- Lamisil AT
Treatment of a variety of cutaneous fungal infections, including tinea pedis (athlete's foot), tinea cruris (jock itch), and tinea corporis (ringworm).
Affects the synthesis of the fungal cell wall.
Decrease in symptoms of fungal infection.
Absorption: Absorption through intact skin is minimal.
Distribution: Distribution after topical administration is primarily local.
Metabolism and Excretion: Highly metabolized; excreted in urine (primarily as metabolites).
Half-life: 21 hr.
- Hypersensitivity to active ingredients, additives, preservatives, or bases
- Some products contain alcohol and should be avoided in patients with known intolerance.
Use Cautiously in:
- Nail and scalp infections (may require additional systemic therapy)
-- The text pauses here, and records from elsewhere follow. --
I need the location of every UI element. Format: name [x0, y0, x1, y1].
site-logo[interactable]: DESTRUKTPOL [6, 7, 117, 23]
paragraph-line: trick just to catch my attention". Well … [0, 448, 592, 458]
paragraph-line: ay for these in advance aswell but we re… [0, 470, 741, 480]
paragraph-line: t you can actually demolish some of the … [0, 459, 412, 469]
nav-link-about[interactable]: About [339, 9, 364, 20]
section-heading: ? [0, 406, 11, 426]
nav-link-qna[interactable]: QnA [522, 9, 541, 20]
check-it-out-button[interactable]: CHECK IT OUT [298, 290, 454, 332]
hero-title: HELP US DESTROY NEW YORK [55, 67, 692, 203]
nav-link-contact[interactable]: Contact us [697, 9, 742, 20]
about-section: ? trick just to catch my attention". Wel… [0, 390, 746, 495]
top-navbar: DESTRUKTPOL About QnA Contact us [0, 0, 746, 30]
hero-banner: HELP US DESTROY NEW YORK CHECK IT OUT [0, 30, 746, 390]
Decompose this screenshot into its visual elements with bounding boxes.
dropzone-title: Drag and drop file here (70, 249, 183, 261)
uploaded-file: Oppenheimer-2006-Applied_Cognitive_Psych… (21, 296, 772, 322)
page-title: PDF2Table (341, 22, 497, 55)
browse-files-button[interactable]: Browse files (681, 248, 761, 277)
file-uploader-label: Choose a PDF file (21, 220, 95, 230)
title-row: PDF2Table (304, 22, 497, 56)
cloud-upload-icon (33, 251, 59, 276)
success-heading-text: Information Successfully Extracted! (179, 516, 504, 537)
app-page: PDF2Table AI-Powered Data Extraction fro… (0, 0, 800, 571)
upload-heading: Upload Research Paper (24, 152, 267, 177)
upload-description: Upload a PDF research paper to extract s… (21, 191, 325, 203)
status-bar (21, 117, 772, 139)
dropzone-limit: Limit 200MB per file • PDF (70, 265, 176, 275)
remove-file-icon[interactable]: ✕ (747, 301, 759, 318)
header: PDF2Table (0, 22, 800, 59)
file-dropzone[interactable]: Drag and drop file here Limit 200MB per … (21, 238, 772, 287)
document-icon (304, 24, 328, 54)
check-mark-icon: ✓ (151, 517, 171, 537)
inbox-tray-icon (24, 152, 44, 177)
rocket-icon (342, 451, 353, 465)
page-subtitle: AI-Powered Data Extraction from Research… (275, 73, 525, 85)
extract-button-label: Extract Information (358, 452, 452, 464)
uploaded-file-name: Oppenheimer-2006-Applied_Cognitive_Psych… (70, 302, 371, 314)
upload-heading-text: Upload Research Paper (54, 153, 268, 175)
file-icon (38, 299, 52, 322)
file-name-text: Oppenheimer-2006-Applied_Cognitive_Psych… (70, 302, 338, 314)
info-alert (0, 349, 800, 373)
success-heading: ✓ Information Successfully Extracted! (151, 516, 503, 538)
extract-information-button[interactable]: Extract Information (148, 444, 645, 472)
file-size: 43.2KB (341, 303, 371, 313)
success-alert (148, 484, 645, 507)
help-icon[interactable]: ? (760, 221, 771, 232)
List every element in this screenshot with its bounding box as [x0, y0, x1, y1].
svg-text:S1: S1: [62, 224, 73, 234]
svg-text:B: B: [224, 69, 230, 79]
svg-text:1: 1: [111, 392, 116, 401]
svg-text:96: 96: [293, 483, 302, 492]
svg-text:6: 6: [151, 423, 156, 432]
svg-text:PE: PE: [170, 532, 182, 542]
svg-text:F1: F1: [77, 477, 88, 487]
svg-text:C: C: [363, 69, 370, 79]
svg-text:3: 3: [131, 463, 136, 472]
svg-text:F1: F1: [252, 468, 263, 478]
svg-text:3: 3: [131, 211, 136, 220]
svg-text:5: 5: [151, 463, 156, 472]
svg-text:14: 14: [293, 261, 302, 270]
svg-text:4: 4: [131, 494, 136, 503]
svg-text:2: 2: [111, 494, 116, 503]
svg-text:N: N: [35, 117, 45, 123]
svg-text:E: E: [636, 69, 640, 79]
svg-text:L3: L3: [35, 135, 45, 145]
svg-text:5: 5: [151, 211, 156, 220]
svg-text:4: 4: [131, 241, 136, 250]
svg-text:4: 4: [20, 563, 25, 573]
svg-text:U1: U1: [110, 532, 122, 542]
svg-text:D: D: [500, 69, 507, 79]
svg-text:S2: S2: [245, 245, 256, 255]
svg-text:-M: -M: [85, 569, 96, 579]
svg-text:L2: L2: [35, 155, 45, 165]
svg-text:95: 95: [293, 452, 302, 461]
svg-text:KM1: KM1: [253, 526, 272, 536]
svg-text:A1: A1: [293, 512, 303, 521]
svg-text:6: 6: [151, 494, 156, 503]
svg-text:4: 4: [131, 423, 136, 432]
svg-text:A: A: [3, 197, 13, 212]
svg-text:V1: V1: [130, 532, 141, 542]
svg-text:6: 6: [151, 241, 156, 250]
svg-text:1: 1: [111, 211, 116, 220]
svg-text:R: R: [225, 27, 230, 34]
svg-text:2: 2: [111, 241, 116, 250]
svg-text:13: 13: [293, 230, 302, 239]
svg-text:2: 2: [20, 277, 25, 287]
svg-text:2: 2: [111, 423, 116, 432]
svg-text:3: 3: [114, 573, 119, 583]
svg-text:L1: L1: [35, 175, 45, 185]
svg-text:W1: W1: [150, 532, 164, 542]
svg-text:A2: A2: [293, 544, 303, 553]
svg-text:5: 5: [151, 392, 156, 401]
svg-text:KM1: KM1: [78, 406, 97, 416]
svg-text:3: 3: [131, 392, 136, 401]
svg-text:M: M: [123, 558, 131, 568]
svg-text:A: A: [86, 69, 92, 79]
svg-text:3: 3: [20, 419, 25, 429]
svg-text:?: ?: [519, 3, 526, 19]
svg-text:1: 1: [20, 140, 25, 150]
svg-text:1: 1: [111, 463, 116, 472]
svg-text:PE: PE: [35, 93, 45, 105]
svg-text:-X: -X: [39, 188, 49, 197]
- OB: Lactation: Safety not established.
Adverse Reactions/Side Effects
Local: burning, itching, local hypersensitivity reactions, redness, stinging
* CAPITALS indicate life-threatening.
Underline indicate most frequent.
Topical (Adults and Children) ≥12 yr) Apply twice daily for 1 wk for tinea pedis. Apply once daily for 1 wk for tinea cruris or tinea corporis.
Availability (generic available)
Spray liquid: 1%
- Inspect involved areas of skin and mucous membranes before and frequently during therapy. Increased skin irritation may indicate need to discontinue medication.
- Consult physician or other health care professional for proper cleansing technique before applying medication.
- Topical Apply small amount to cover affected area completely. Avoid the use of occlusive wrappings or dressings unless directed by physician or other health care professional.
- Instruct patient to apply medication as directed for full course of therapy, even if feeling better. Emphasize the importance of avoiding the eyes.
- Caution patient that some products may stain fabric, skin, or hair. Check label information. Fabrics stained from cream can usually be cleaned by handwashing with soap and warm water.
- Patients with athlete's foot should be taught to wear well-fitting, ventilated shoes, to wash affected areas thoroughly, and to change shoes and socks at least once a day.
- Advise patient to report increased skin irritation or lack of response to therapy to health care professional.
Decrease in skin irritation and resolution of infection. Early relief of symptoms may be seen in 2–3 days.